Dalian Wanda Group chairman Wang Jianlin, the richest man in China, is already well underway to controlling a large portion of the Hollywood entertainment industry in America. His company already has acquired a majority stake in AMC Cinemas, America’s largest theater chain, and recently laid out $3.5 billion to purchase production studio Legendary Entertainment.
In a feature for the Hollywood Reporter, Wang says he hopes to acquire one of the six major Hollywood studios. But for now, the man known in Hollywood simply as “The Chairman” is content to invest heavily in feature production slates at all six of those studios.
THR‘s report comes on the heels of a letter to the Department of Justice last month urging the agency to increase its scrutiny of major Chinese investments in Hollywood. In the letter, Rep. John Culberson (R-TX) raised concerns that significant Chinese investment in major entertainment production outfits “may be used for propaganda purposes.”
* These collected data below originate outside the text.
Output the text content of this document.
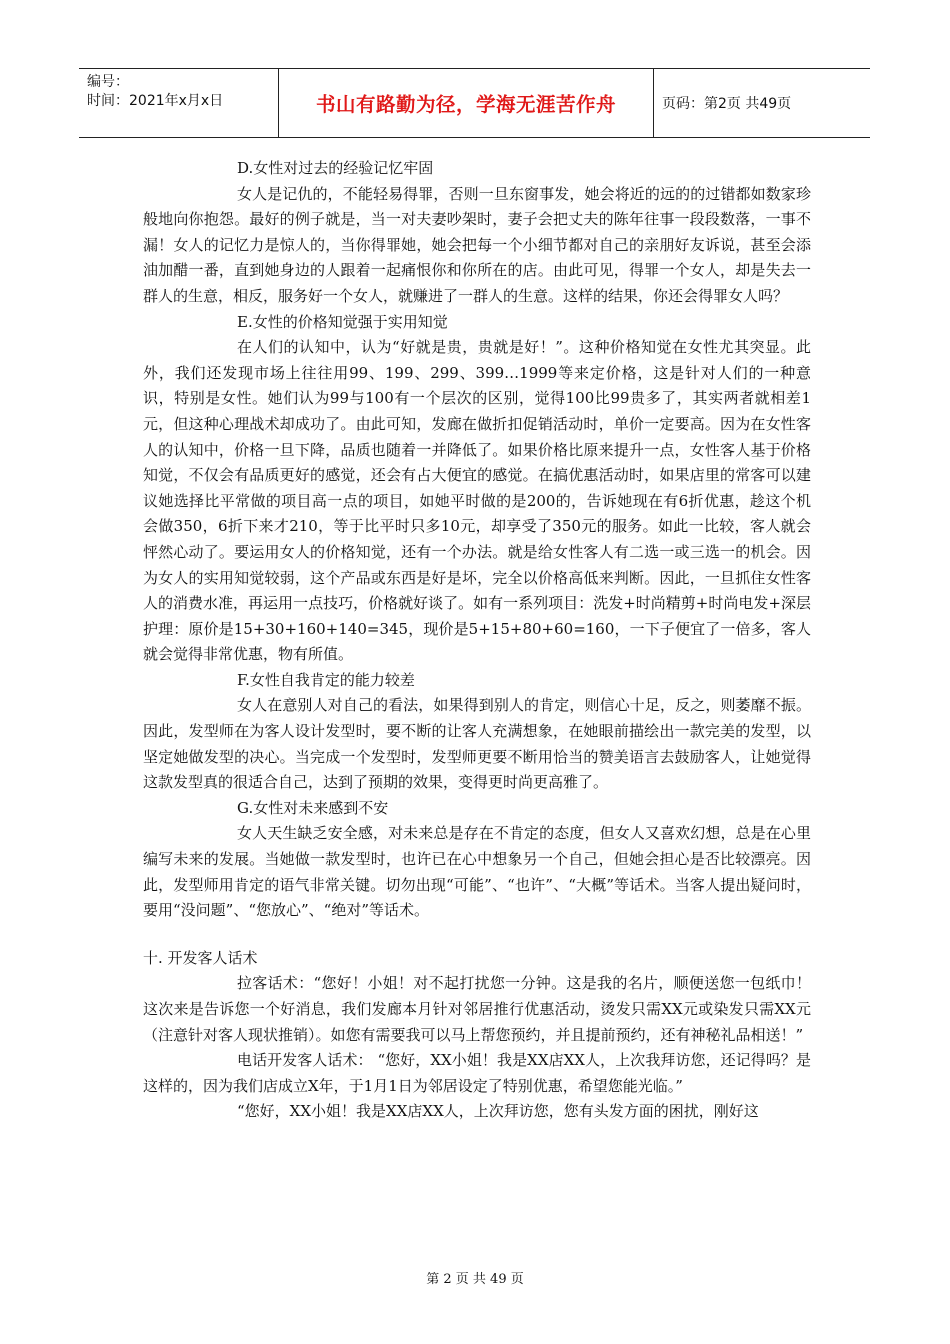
编号：
时间：2021年x月x日	书山有路勤为径，学海无涯苦作舟	页码：第2页 共49页

D.女性对过去的经验记忆牢固

女人是记仇的，不能轻易得罪，否则一旦东窗事发，她会将近的远的的过错都如数家珍般地向你抱怨。最好的例子就是，当一对夫妻吵架时，妻子会把丈夫的陈年往事一段段数落，一事不漏！女人的记忆力是惊人的，当你得罪她，她会把每一个小细节都对自己的亲朋好友诉说，甚至会添油加醋一番，直到她身边的人跟着一起痛恨你和你所在的店。由此可见，得罪一个女人，却是失去一群人的生意，相反，服务好一个女人，就赚进了一群人的生意。这样的结果，你还会得罪女人吗？

E.女性的价格知觉强于实用知觉

在人们的认知中，认为“好就是贵，贵就是好！”。这种价格知觉在女性尤其突显。此外，我们还发现市场上往往用99、199、299、399…1999等来定价格，这是针对人们的一种意识，特别是女性。她们认为99与100有一个层次的区别，觉得100比99贵多了，其实两者就相差1元，但这种心理战术却成功了。由此可知，发廊在做折扣促销活动时，单价一定要高。因为在女性客人的认知中，价格一旦下降，品质也随着一并降低了。如果价格比原来提升一点，女性客人基于价格知觉，不仅会有品质更好的感觉，还会有占大便宜的感觉。在搞优惠活动时，如果店里的常客可以建议她选择比平常做的项目高一点的项目，如她平时做的是200的，告诉她现在有6折优惠，趁这个机会做350，6折下来才210，等于比平时只多10元，却享受了350元的服务。如此一比较，客人就会怦然心动了。要运用女人的价格知觉，还有一个办法。就是给女性客人有二选一或三选一的机会。因为女人的实用知觉较弱，这个产品或东西是好是坏，完全以价格高低来判断。因此，一旦抓住女性客人的消费水准，再运用一点技巧，价格就好谈了。如有一系列项目：洗发+时尚精剪+时尚电发+深层护理：原价是15+30+160+140=345，现价是5+15+80+60=160，一下子便宜了一倍多，客人就会觉得非常优惠，物有所值。

F.女性自我肯定的能力较差

女人在意别人对自己的看法，如果得到别人的肯定，则信心十足，反之，则萎靡不振。因此，发型师在为客人设计发型时，要不断的让客人充满想象，在她眼前描绘出一款完美的发型，以坚定她做发型的决心。当完成一个发型时，发型师更要不断用恰当的赞美语言去鼓励客人，让她觉得这款发型真的很适合自己，达到了预期的效果，变得更时尚更高雅了。

G.女性对未来感到不安

女人天生缺乏安全感，对未来总是存在不肯定的态度，但女人又喜欢幻想，总是在心里编写未来的发展。当她做一款发型时，也许已在心中想象另一个自己，但她会担心是否比较漂亮。因此，发型师用肯定的语气非常关键。切勿出现“可能”、“也许”、“大概”等话术。当客人提出疑问时，要用“没问题”、“您放心”、“绝对”等话术。

十. 开发客人话术

拉客话术：“您好！小姐！对不起打扰您一分钟。这是我的名片，顺便送您一包纸巾！这次来是告诉您一个好消息，我们发廊本月针对邻居推行优惠活动，烫发只需XX元或染发只需XX元（注意针对客人现状推销）。如您有需要我可以马上帮您预约，并且提前预约，还有神秘礼品相送！”

电话开发客人话术： “您好，XX小姐！我是XX店XX人，上次我拜访您，还记得吗？是这样的，因为我们店成立X年，于1月1日为邻居设定了特别优惠，希望您能光临。”

“您好，XX小姐！我是XX店XX人，上次拜访您，您有头发方面的困扰，刚好这

第 2 页 共 49 页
From the Hollywood Reporter:
Wang Jianlin, China’s richest man, normally doesn’t go to the movies. He does, however, make one exception — for his 90-year-old mother. Their trips to the cinema are the rare occasions each year when the notoriously driven chairman of Chinese real estate conglomerate Dalian Wanda Group fully checks out from work.
“I won’t be disturbed at all,” he says emphatically. “Because the time is to be spent with my mom. Filial piety is an important Chinese virtue.”
This may come as a surprise to Hollywood. After all, Wang has aggressively — some might say relentlessly — positioned himself at the forefront of China’s unprecedented push into the U.S. entertainment sector. After splashing out $2.6 billion for the acquisition of North American theater chain AMC Entertainment in 2012, Wanda methodically has picked off acquisition targets at various links in the entertainment value chain — from movie houses to a $3.5 billion deal for Burbank-based studio Legendary Entertainment to distribution, theme parks, digital marketing, merchandising and the pending $1 billion acquisition of Dick Clark Productions (owned by THR‘s parent company) — not to mention building the world’s largest film studio, for $8.2 billion, on China’s northeast coast.
Wang also has made no secret of his desire to own a major American studio. But rather than wait idly for one of the majors to make itself amenable to a takeover (he openly expressed interest in acquiring a majority stake in Paramount), Wang has, in characteristic fashion, decided to take aggressive action now. He is preparing to establish a new multibillion-dollar investment fund to pour capital into the film slates of all six major Hollywood studios.
“I wanted to acquire one of the big six, but whether we can is a different story — it’s uncertain,” Wang tells me matter-of-factly one October afternoon in Beijing as we sit in a huge boardroom on the 20th floor of his corporate headquarters.